Mientras tanto, la demanda apenas se mueve. Los leads por anuncio rondan las dos interacciones, lo que evidencia que no falta vivienda, sino poder adquisitivo. En el alquiler, la situación es aún más tensa: el interés crece cada año, pero la oferta cae hasta un 0,5% del parque residencial en 2025, un nivel que condena a miles de familias a competir por unos pocos pisos y a pagar precios desorbitados.
Los datos acompañan esta dinámica. El precio de venta ha pasado de 1.834 euros/m² en 2022 a 2.351 euros/m² en 2025, con una subida interanual del 14,3% en octubre. El alquiler, pese a un leve ajuste este año, sigue lejos de los valores que podría asumir una población con salarios prácticamente estancados.
A esto se suma un fenómeno que ya cambia la fisonomía de muchas localidades: el 43% de las compraventas corresponde a compradores extranjeros, sobre todo británicos, alemanes y neerlandeses. Al mismo tiempo, la construcción vive su mejor momento desde 2008, con 2.912 nuevas viviendas iniciadas en el tercer trimestre y más de 9.700 en el último año. Sin embargo, el aumento de obra nueva no se traduce en un acceso más justo a la vivienda, sino en una oferta diseñada para un poder adquisitivo que la mayoría no tiene.
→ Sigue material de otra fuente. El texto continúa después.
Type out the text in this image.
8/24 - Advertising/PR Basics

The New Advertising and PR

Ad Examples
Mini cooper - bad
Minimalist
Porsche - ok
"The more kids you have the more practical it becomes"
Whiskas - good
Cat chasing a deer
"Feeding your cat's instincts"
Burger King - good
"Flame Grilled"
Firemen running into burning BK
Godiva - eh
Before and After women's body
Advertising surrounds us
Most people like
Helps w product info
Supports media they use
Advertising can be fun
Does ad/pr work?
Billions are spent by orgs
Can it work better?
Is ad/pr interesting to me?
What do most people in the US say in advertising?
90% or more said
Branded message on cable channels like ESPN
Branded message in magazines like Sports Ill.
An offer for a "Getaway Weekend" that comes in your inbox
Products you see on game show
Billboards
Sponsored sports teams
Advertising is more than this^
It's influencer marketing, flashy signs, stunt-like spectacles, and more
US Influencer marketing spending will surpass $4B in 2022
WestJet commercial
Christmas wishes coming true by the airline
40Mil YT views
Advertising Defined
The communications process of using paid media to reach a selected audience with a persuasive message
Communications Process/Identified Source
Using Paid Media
El resultado es un territorio donde se construye sin parar, pero donde cada vez más personas viven con la sensación de que los precios —y las decisiones políticas— trabajan en su contra. Alicante crece hacia arriba, pero su gente se empobrece hacia abajo. Y aunque la historia dice que las revoluciones nacen del hambre, quizá lo urgente sería que las instituciones reaccionasen antes de que la población llegue a ese punto. Porque lo que ya es evidente es que este modelo no se sostiene mucho más.